ABOUT US

About Us

Hoy Punjab, is a premium casual dining restaurant serving the best of Punjabi and North West Frontier cuisines. The Team is led by Chef Deepak Yadav, who has led one of largest premium restaurant brands in the country. With a mix of finely crafted menu, personalized staffing and 5-star ambience, Hoy Punjab brings one of the best in dining experience. Hoy Punjab presently operates in Kochi, Bengaluru and Hyderabad, with new locations coming up across Kerala, Hyderabad, Bengaluru, Saudi Arabia, UAE and UK.


Leadership Team

Leadership Team

Harris Ali BB

Harris Ali BB, 37, Founder and Managing Director of 11THZENSE FOODS PRIVATE LIMITED, started his business journey in the food industry after completing his MBA from Christ College, Bangalore. With a dynamic spirit and an entrepreneurial bent of mind, he subsequently studied new markets to create trendsetting brands like Naga’s, Hottey Smokey, Momo & Me, Kababji Café, Fujian Express, The Duke of Juices, Tea Point, Juice O Juice, and Hoy Punjab. 

An exceptional entrepreneur and a market leader, Harris Ali BB exhibits a diverse set of competencies. Successfully dealing with challenges like complexity, ambiguity and the unknown are his superpowers. He is the man behind several big brands in the food industry. His capabilities to maximize investment per square foot, get faster ROI, and provide richer customer experience at pocket-friendly pricing, are some of the attributes that make him a visionary of a different class.

Manikanta Bongarala

Manikanta Bongarala, 30, a graduate in Engineering from JNTU, Hyderabad, is a passionate restaurateur and the backbone of 11THZENSE FOODS PRIVATE LIMITED.

Manikanta is an experienced restaurateur with a deep familiarity with the food and beverage industries. As a restaurateur, he has experience in every aspect of running a restaurant from managing staff to marketing and planning new menus.
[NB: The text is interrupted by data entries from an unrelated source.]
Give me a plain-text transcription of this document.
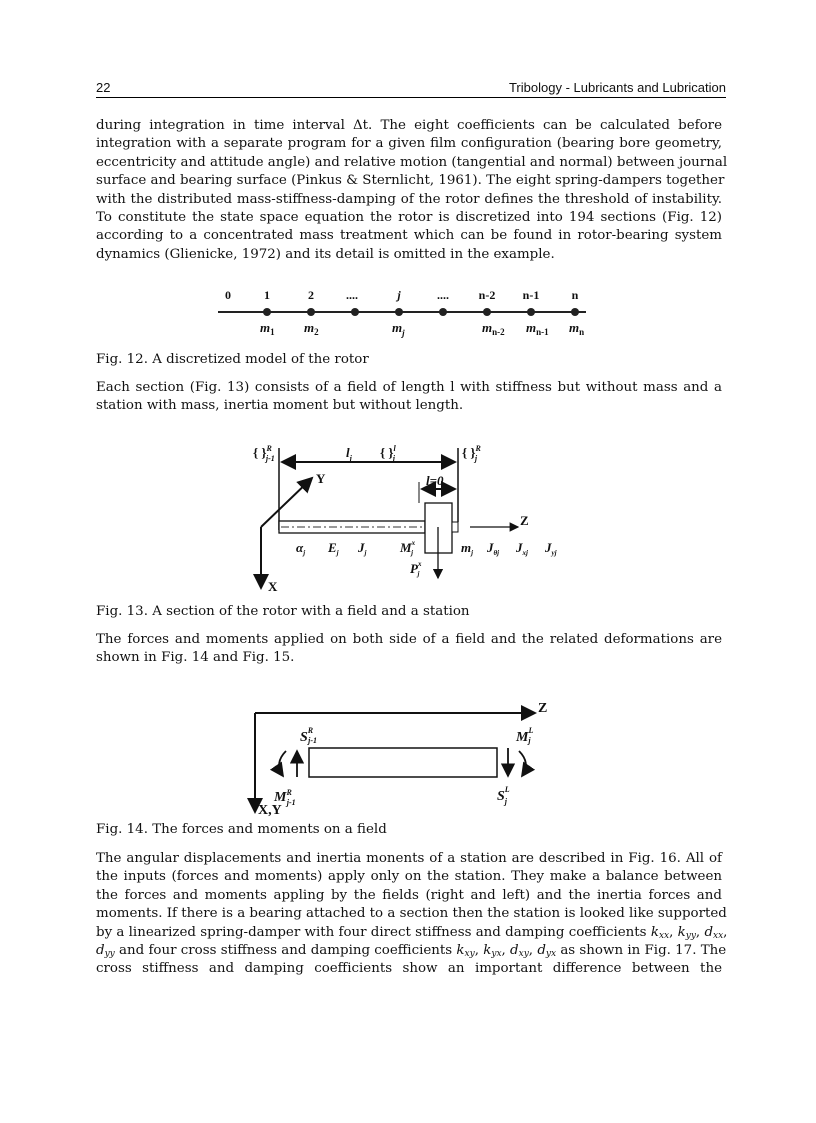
22	Tribology - Lubricants and Lubrication
during integration in time interval Δt. The eight coefficients can be calculated before
integration with a separate program for a given film configuration (bearing bore geometry,
eccentricity and attitude angle) and relative motion (tangential and normal) between journal
surface and bearing surface (Pinkus & Sternlicht, 1961). The eight spring-dampers together
with the distributed mass-stiffness-damping of the rotor defines the threshold of instability.
To constitute the state space equation the rotor is discretized into 194 sections (Fig. 12)
according to a concentrated mass treatment which can be found in rotor-bearing system
dynamics (Glienicke, 1972) and its detail is omitted in the example.
0	1	2	....	j	.... n-2 n-1	n
$m_1$ $m_2$	$m_j$	$m_{n-2}$ $m_{n-1}$ $m_n$
{ }$^R$ j-1	$l_j$ { }$^l$ j	{ }$^R$ j
Y
X
Z
l=0
$\alpha_j$ $E_j$ $J_j$	$M^x$ j	$m_j$ $J_{\theta j}$ $J_{xj}$ $J_{yj}$
$P^x$ j
Z
X,Y
$S^R$ j-1	$M^L$ j
$M^R$ j-1	$S^L$ j
Fig. 12. A discretized model of the rotor
Each section (Fig. 13) consists of a field of length l with stiffness but without mass and a
station with mass, inertia moment but without length.
Fig. 13. A section of the rotor with a field and a station
The forces and moments applied on both side of a field and the related deformations are
shown in Fig. 14 and Fig. 15.
Fig. 14. The forces and moments on a field
The angular displacements and inertia monents of a station are described in Fig. 16. All of
the inputs (forces and moments) apply only on the station. They make a balance between
the forces and moments appling by the fields (right and left) and the inertia forces and
moments. If there is a bearing attached to a section then the station is looked like supported
by a linearized spring-damper with four direct stiffness and damping coefficients $k_{xx}$, $k_{yy}$, $d_{xx}$,
$d_{yy}$ and four cross stiffness and damping coefficients $k_{xy}$, $k_{yx}$, $d_{xy}$, $d_{yx}$ as shown in Fig. 17. The
cross stiffness and damping coefficients show an important difference between the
He has extensive experience in developing strategic plans for restaurants and implementing them effectively.

His strategic planning skills have been honed over the years, helping him to identify the most promising opportunities for growth in the industry and make smart investment decisions.

Chef Deepak Yadav

Born & raised in Delhi, Chef Deepak Yadav developed an extreme liking for Food while studying Food Production at BTC Pusa, New Delhi.
Chef Deepak’s professional career is nothing less than an inspiration for many budding chefs. He took up a job as an apprentice cook at JP Siddharth Hotel, and after training for three years there, he joined Yellow Chilli Restaurant in Hotel City Park as a Commis.
In a career spanning over 21 years in the culinary profession, Chef Deepak learned and developed a strong sense of understanding about Indian cuisine. He worked in the kitchens of leading Indian Brands, as well as in other countries such as Singapore & Abu Dhabi.
As a team player, he maintains positive working relationships with others, supports team members to reach common goals, and listens & responds appropriately to the concerns of other employees.